Element 1: We have a supermassive non rotating black hole.
Assumption 1: A rocket can cross this horizon without noticing much itself.
My understanding is, that I can cross the event horizon of such a black hole without noticing anything strange. Is this really true? What about hawking radiation if it exists?
Element 2: I have invented a rocket powerful enough to escape any kind of black hole as long as it did not cross the horizon, no matter how close it is to the horizon
Assumption 2: Given a powerful enough engine, theoretically, a rocket can escape such a black hole without harm, no matter how close it gets to the horizon, as long as it did not cross it.
Element 3: I have 1000 such Rockets and each is randomly programmed to a) fly into the black hole and cross the horizon b) to chose a random distance from the horizon, up to a few nanometers away and then escape
So, my question is, how long would I have to wait until I know which rocket did fall into the black hole and which did escape.
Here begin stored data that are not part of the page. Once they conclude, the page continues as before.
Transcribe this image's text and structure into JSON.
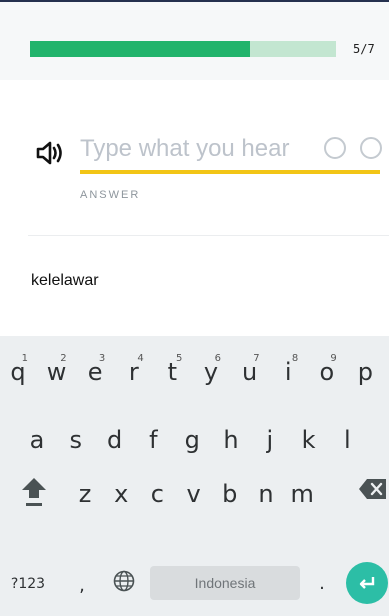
{
  "progress": {
    "completed": 5,
    "total": 7,
    "label": "5/7",
    "fill_fraction": 0.72
  },
  "exercise": {
    "input_placeholder": "Type what you hear",
    "input_value": "",
    "answer_label": "ANSWER",
    "speaker_icon": "speaker-icon",
    "status_icons": [
      "circle-icon",
      "circle-icon"
    ]
  },
  "result": {
    "word": "kelelawar"
  },
  "keyboard": {
    "row1": [
      {
        "key": "q",
        "hint": "1"
      },
      {
        "key": "w",
        "hint": "2"
      },
      {
        "key": "e",
        "hint": "3"
      },
      {
        "key": "r",
        "hint": "4"
      },
      {
        "key": "t",
        "hint": "5"
      },
      {
        "key": "y",
        "hint": "6"
      },
      {
        "key": "u",
        "hint": "7"
      },
      {
        "key": "i",
        "hint": "8"
      },
      {
        "key": "o",
        "hint": "9"
      },
      {
        "key": "p",
        "hint": ""
      }
    ],
    "row2": [
      "a",
      "s",
      "d",
      "f",
      "g",
      "h",
      "j",
      "k",
      "l"
    ],
    "row3": [
      "z",
      "x",
      "c",
      "v",
      "b",
      "n",
      "m"
    ],
    "symbols_label": "?123",
    "comma_label": ",",
    "space_label": "Indonesia",
    "period_label": ".",
    "icons": [
      "shift-icon",
      "backspace-icon",
      "globe-icon",
      "enter-icon"
    ],
    "colors": {
      "accent": "#2cbea6",
      "progress": "#22b46c",
      "underline": "#f2c516"
    }
  }
}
Assumption 3: I have to wait an infinite amount of time due to the time dilation effect to know if something really crossed or narrowly escaped
If all my assumptions are correct, I'd argue that nothing ever did fall into such a black hole and even could be extracted again with a powerful enough space ship, as we have infinite time to rescue it. But this raises other questions like what if the horizon of the black hole expands beyond the point where I last saw the rocket... Something is really weird suggesting that I am missing a fundamental puzzle piece or have a wrong assumption.
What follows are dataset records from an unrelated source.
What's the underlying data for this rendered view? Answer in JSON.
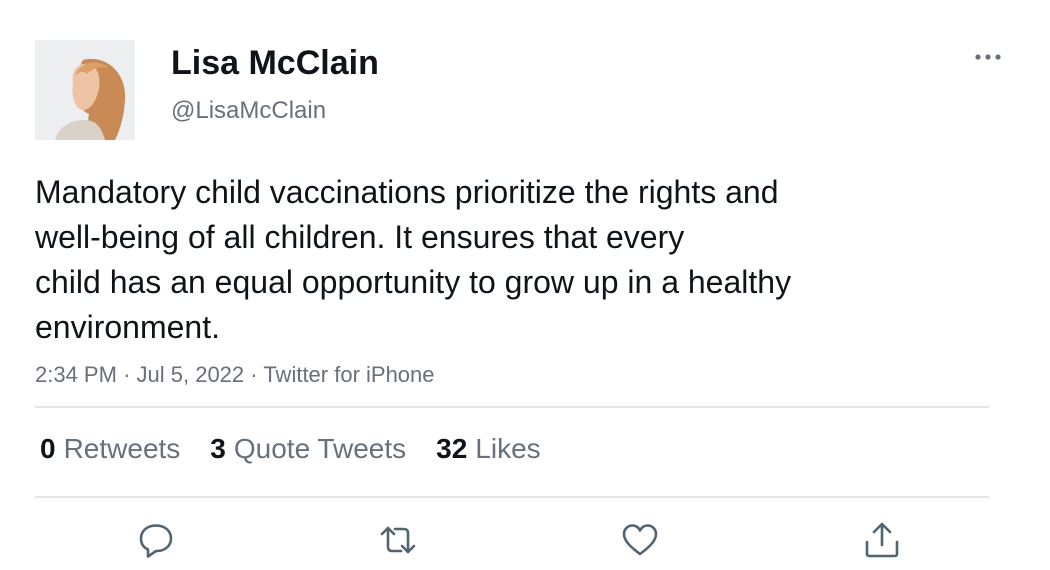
{
  "user": {
    "display_name": "Lisa McClain",
    "handle": "@LisaMcClain"
  },
  "tweet": {
    "lines": [
      "Mandatory child vaccinations prioritize the rights and",
      "well-being of all children. It ensures that every",
      "child has an equal opportunity to grow up in a healthy",
      "environment."
    ],
    "time": "2:34 PM",
    "date": "Jul 5, 2022",
    "source": "Twitter for iPhone",
    "separator": "·"
  },
  "stats": {
    "retweets_count": "0",
    "retweets_label": "Retweets",
    "quote_count": "3",
    "quote_label": "Quote Tweets",
    "likes_count": "32",
    "likes_label": "Likes"
  },
  "icons": {
    "more": "more-horizontal-icon",
    "reply": "reply-icon",
    "retweet": "retweet-icon",
    "like": "heart-icon",
    "share": "share-icon"
  },
  "colors": {
    "text": "#0f1419",
    "secondary": "#66717b",
    "divider": "#e3e6e8",
    "icon": "#536471"
  }
}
I hope you get my point and can answer it even if I made a small mistake in formulating it.
For example I wonder, is the time dilatation effect to infinity really at the horizon and not instead at the singularity inside the horizon? then all would make sense to me.
UPDATE Since I was asked to do it: It differentiates from other questions I could find by specifying a new kind of easy to understand thought experiment that puts the focus on exactly what I struggle with.
Answer from comments by @safesphere paraphrased by me (most likely horrible... sorry)
The Rockets don't fall in, they increase the size of the horizon before falling in which pushes them outwards (frame dragging). Their own mass makes it such that they can't escape from it even before the horizon is close (not 100% sure why though if frame dragging still keeps them outside of the horizon), so the external observer could even observe the point of no return, when it is practically impossible for mass (not photons) to escape, as the mass needed to escape itself contributes to the black hole. This point of no return for mass depends on how much mass it is and is further out than the event horizon.